Association for the Education and Guardianship of International Students
- Abbreviation: AEGIS
- Formation: 1994
- Type: Educational charity
- Registration no.: 1111384
- Legal status: Registered charity
- Purpose: Educational accreditation
- Location: Stroud, Gloucestershire, England;
- Region served: United Kingdom
- Services: Accreditation, conferences
- Fields: Schools, guardianship organizations
- Chair: Adam Lubbock
- CEO: Yasemin Wigglesworth
- Affiliations: Charity Commission for England and Wales
- Website: www.aegisuk.net

= Association for the Education and Guardianship of International Students =

United Kingdom schools and guardianship accreditation charity

The Association for the Education and Guardianship of International Students (AEGIS) is concerned with the welfare and well-being of international students at boarding schools in the United Kingdom, especially as the leading organization with respect to associated organizational accreditation within the UK. This is pertinent for Educational Guardianship companies.

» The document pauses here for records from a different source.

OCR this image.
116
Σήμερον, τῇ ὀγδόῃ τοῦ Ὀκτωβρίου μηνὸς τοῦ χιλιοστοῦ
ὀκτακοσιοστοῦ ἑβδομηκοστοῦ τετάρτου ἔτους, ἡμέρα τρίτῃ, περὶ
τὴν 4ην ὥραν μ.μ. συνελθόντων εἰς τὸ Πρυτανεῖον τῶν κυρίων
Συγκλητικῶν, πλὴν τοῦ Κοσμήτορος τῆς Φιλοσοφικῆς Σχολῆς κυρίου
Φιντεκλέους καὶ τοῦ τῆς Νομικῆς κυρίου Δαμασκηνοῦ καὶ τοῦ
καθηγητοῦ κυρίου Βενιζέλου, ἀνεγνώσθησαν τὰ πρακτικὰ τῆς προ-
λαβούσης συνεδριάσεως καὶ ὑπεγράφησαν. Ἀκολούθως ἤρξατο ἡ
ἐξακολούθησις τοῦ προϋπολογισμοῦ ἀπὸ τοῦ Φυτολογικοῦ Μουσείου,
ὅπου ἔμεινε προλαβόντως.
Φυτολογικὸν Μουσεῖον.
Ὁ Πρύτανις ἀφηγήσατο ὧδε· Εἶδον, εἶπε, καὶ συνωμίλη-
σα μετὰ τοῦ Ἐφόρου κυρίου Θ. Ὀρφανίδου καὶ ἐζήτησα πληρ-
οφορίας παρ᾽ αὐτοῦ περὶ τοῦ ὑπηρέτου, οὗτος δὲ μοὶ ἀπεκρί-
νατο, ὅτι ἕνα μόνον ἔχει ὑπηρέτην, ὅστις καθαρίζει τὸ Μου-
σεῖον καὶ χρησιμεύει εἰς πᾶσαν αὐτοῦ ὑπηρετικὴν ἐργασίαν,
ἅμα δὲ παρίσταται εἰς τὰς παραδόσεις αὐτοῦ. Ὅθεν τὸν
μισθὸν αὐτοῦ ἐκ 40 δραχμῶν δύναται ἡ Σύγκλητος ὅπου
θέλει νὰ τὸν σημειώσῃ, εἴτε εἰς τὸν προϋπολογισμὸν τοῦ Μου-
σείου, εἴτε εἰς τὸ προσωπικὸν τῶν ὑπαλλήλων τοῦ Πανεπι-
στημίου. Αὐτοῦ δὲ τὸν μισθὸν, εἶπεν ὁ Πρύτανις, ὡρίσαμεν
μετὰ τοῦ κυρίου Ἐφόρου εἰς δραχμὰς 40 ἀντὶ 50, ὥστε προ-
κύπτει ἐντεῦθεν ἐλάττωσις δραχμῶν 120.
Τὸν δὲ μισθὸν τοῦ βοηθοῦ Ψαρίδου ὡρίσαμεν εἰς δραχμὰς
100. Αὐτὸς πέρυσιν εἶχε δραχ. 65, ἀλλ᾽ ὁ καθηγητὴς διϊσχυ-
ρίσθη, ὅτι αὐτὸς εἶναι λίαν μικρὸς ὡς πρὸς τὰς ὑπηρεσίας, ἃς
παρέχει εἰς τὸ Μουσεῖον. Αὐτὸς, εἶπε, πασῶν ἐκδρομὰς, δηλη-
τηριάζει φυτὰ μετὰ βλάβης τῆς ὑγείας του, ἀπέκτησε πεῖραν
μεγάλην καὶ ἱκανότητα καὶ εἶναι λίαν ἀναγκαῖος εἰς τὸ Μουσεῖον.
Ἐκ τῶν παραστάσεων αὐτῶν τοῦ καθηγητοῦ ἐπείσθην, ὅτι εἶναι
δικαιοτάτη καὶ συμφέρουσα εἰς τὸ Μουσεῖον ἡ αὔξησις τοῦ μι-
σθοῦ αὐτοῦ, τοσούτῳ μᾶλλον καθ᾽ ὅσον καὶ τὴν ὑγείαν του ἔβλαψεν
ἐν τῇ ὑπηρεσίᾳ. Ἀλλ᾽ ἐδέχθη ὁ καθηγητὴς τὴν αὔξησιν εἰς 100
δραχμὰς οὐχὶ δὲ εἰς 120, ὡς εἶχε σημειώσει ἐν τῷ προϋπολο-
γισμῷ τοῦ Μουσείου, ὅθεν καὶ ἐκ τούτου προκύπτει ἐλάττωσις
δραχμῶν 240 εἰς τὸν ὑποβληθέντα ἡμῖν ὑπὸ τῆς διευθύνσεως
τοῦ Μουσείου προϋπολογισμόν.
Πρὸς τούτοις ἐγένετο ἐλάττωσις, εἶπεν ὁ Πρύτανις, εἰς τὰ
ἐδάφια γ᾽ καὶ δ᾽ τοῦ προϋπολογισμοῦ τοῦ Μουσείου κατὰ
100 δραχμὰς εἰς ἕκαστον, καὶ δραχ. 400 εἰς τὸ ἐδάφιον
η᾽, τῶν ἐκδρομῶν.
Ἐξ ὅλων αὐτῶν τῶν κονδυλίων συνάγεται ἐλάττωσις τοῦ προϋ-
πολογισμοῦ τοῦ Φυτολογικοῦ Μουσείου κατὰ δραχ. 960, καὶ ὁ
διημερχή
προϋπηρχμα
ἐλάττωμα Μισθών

AEGIS was founded in 1994. It is a registered charity with the Charity Commission for England and Wales. Its activities include inspection and accreditation of guardianship organisations. Organizations can receive AEGIS certification. AEGIS also organizes conferences for schools and guardianship organisations and schools covering care and protection of international students. The charity is recognised by the Home Office of the UK Government. AEGIS partners with other relevant organizations. It helps to maintain and improve guardianship standards. It also aids with contracts between parents and guardians.

AEGIS is based in Stroud, Gloucestershire, England. It was granted charitable status in 2005. It has helped ensure that overseas students have an appropriate temporary guardian during the COVID-19 pandemic.